Anti-EDL bomb could have sparked 'spiral of terror'
- Published
Six men who planned a terror attack on an English Defence League rally could have sparked a "spiral of violence and terror", a court has heard.
The plot failed when the men arrived at the event last June two hours too late.
Omar Mohammed Khan, Mohammed Hasseen, Anzal Hussain, Mohammed Saud, Zohaib Ahmed and Jewel Uddin, all from the West Midlands, were in court at the start of a two-day sentencing hearing.
They have already been warned to expect "significant" time in jail.
Five of the six would-be attackers were caught by chance when traffic police stopped their uninsured car - after they had turned back to head home because the EDL rally in Dewsbury, West Yorkshire had finished early.
Police who later searched the car found it contained weapons, an 18in nail bomb and a partially-assembled pipe bomb. The men had also printed a leaflet described in court as "chilling" which called the Queen a "female devil" and outlined their motivation for the attack.

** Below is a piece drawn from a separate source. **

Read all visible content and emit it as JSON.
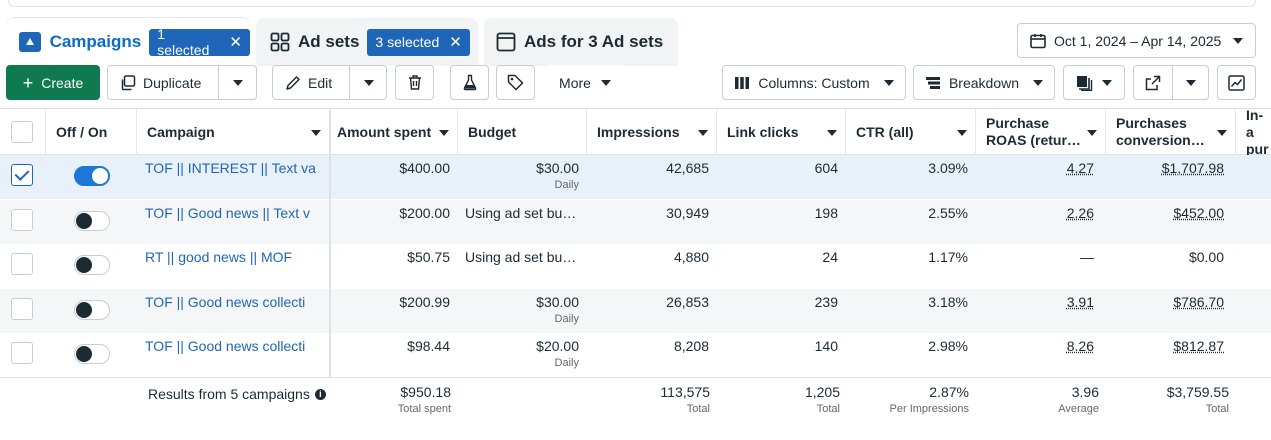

The message said they planned to kill EDL members in retaliation for their "blasphemy", although in pre-sentence statements the men said they intended only to cause minor injuries and frighten them.
The Old Bailey heard the planned attack could have had repercussions for community relations that would have been still reverberating today.

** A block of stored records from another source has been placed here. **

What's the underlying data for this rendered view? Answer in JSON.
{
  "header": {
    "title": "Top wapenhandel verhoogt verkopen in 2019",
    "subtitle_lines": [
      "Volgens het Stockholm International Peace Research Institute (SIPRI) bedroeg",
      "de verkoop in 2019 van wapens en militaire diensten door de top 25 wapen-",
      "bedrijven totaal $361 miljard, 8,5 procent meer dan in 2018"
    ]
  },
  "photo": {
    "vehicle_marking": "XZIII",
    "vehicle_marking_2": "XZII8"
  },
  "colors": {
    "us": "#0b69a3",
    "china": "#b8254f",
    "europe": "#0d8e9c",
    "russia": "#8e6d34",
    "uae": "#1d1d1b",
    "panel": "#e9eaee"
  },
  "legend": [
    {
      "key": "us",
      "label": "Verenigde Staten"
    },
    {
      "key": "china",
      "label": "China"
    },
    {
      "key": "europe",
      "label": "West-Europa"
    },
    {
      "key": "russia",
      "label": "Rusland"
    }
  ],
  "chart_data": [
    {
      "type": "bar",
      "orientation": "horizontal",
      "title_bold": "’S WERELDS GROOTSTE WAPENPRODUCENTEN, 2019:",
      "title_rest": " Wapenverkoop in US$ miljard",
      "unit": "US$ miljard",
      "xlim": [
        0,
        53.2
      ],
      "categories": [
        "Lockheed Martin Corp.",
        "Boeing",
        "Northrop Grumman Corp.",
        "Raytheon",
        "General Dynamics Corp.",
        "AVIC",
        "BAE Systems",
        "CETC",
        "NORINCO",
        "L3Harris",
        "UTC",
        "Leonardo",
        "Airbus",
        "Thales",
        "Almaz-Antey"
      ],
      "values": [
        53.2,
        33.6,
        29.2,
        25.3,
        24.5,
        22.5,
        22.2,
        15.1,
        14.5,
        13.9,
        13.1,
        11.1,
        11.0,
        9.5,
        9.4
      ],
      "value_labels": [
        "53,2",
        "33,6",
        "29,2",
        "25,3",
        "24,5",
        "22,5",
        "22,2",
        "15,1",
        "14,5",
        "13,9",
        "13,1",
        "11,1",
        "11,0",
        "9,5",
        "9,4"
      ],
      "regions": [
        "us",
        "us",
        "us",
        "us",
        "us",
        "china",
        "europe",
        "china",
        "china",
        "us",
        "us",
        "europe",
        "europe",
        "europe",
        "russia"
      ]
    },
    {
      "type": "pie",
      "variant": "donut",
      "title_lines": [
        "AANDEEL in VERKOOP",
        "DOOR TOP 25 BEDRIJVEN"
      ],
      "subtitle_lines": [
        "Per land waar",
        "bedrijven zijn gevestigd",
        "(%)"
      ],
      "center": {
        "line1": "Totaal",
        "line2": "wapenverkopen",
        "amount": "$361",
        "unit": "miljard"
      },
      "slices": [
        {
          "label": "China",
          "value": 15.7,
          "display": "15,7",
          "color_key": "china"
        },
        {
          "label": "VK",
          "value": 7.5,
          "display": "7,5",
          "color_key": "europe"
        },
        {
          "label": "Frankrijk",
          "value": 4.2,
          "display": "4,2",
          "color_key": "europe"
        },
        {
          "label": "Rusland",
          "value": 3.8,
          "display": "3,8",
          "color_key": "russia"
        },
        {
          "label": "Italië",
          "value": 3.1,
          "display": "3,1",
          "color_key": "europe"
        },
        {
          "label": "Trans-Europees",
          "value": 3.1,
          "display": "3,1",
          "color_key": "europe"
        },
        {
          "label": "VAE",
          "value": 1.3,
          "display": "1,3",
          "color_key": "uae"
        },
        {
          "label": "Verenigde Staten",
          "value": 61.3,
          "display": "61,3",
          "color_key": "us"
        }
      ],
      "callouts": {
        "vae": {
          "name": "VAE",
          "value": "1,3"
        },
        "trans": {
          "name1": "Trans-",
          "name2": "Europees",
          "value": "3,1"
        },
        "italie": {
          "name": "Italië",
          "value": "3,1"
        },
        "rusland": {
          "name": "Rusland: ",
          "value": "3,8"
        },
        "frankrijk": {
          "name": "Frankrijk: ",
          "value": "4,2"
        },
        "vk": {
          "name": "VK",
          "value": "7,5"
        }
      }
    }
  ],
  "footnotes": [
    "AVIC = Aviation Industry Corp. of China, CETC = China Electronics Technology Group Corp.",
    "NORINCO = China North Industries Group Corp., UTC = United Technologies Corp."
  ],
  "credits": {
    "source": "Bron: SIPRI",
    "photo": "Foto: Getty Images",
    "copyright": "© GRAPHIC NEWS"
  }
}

Had it gone ahead it would have been "bound to draw a response in revenge from its target and those who sympathise with the EDL", prosecutor Bobbie Cheema QC told the court, adding it "would most likely led to a tit-for-tat spiral of violence and terror".
Police and security services had no intelligence about the planned attack, although one of the plotters, Jewel Uddin, was under surveillance in relation to another terror plan.
He was an associate of another group of Birmingham-based Islamists who were jailed after planning their own terror attack.
Uddin was under partial counter-terrorism surveillance and, five days before the aborted EDL attack, was seen by a surveillance officer with fellow plotter Omar Khan buying some of the knives eventually found in the car boot.
A second member of the group, Ahmed, had been separately charged with possession of jihadist magazines that included bomb-making instructions. He was on bail at the time of the failed bombing.
Five of the men were from Birmingham - Uddin, 27, Khan, 28, Ahmed, 22, Hasseen, 23 and Hussain, 24. One, Saud, 22, was from nearby Smethwick.
Prosecutors said Hasseen, who was not in the car on the day the other men were stopped, was the most "ideologically committed" of the group.
He was found to have 859 files containing extreme material.
The Old Bailey heard that the men met the day before the botched attack at an Islamic fitness centre in Birmingham where Hussain worked and five of the six were members.
Graffiti
There was a large police presence outside court as around 40 EDL supporters gathered for the start of the sentencing.
EDL leader Tommy Robinson, who claimed he was the target of the attack, briefly appeared in the public gallery with deputy Kevin Carroll before leaving to join other supporters in a nearby pub, BBC correspondent Dominic Casciani said.
The sentencing comes as police investigate the destruction of a Somali community centre in north London which was daubed with graffiti saying "EDL" and destroyed by fire.
Counter-terrorism police are investigating the blaze which follows a reported rise in attacks against Muslims since the killing of soldier Lee Rigby in Woolwich last month.
The EDL have held a series of protests since Drummer Rigby's death, including one near his barracks on the night he was killed.